Aucune de ces règles ne s'applique dans le cas d'un référendum municipal. «Il n'y a pas de règles sur le financement dans les référendums municipaux», dit Denis Dion, porte-parole du DGEQ.

Du côté du camp du «non», on affirme avoir dépensé au maximum 2000$. Patrick Paré est l'un des organisateurs.

«Je pense que le gouvernement devrait uniformiser les choses, dit-il. Dans ce cas-ci, d'un côté, il y a des citoyens qui sont directement visés, de l'autre, il y a les promoteurs. S'ils dépensent autant dans la campagne à Carignan, c'est qu'ils y ont énormément d'intérêts.»

Mme Côté concède que des entreprises de la construction ont intérêt à ce que les projets résidentiels aillent de l'avant à Carignan.
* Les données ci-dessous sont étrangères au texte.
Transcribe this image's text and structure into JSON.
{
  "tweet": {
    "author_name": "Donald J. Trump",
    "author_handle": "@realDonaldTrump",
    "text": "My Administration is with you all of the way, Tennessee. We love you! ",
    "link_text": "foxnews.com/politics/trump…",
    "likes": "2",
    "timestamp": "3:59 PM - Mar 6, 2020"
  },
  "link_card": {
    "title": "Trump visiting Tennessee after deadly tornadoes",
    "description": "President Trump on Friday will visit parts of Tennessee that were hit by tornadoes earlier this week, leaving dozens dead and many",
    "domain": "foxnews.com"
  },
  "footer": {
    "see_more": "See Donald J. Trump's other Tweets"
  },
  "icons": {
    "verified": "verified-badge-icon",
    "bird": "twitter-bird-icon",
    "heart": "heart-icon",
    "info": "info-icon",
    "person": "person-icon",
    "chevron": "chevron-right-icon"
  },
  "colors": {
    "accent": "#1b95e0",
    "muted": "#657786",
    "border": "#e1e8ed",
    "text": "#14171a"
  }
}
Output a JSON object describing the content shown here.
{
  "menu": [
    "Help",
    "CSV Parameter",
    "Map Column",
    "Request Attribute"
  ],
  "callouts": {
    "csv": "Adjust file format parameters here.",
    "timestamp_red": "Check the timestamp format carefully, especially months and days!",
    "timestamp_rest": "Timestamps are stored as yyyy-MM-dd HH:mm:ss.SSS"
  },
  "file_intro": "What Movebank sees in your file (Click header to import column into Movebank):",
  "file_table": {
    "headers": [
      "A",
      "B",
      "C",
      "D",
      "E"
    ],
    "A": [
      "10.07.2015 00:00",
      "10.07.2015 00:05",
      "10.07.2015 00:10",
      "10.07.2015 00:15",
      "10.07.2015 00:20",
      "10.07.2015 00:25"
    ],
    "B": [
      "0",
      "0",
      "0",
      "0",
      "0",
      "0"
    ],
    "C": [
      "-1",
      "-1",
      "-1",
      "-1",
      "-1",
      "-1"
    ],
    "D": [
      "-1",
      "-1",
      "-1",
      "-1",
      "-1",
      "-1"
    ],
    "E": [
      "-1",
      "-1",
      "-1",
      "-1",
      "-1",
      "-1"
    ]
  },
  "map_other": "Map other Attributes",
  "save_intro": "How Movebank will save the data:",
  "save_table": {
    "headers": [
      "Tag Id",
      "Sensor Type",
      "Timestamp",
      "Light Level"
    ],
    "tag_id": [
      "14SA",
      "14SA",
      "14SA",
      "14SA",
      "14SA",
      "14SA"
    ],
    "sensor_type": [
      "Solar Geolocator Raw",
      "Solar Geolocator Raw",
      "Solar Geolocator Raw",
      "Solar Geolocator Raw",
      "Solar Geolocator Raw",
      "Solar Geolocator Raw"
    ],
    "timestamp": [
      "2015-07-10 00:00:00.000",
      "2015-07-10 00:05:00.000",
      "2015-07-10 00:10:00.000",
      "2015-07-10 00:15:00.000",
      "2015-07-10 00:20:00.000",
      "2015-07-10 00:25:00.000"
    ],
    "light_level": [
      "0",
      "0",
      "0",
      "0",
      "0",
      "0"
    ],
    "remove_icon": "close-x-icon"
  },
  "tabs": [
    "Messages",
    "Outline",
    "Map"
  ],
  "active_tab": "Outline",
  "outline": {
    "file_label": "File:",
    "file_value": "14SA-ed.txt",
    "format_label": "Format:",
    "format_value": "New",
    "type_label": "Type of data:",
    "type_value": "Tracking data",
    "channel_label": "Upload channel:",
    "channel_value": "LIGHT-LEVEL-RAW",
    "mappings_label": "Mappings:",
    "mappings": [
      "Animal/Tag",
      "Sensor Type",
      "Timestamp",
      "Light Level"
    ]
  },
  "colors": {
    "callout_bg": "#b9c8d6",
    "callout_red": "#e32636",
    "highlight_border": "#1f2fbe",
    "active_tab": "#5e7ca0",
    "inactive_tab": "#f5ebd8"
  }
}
«Il y a 500 millions $ d'investissements potentiels dans la Ville au cours des prochaines années, dit-elle. Ça implique plusieurs entrepreneurs comme des plombiers, des électriciens, etc. Mais en même temps, les règlements proposés sont plus exigeants envers plusieurs promoteurs, qui auraient intérêt à ce que le projet ne passe pas.»

«Si les règlements ne sont pas adoptés, il faudra tout reprendre, dit-elle, même si les projets sont déjà approuvés par la MRC et le ministère des Affaires municipales.»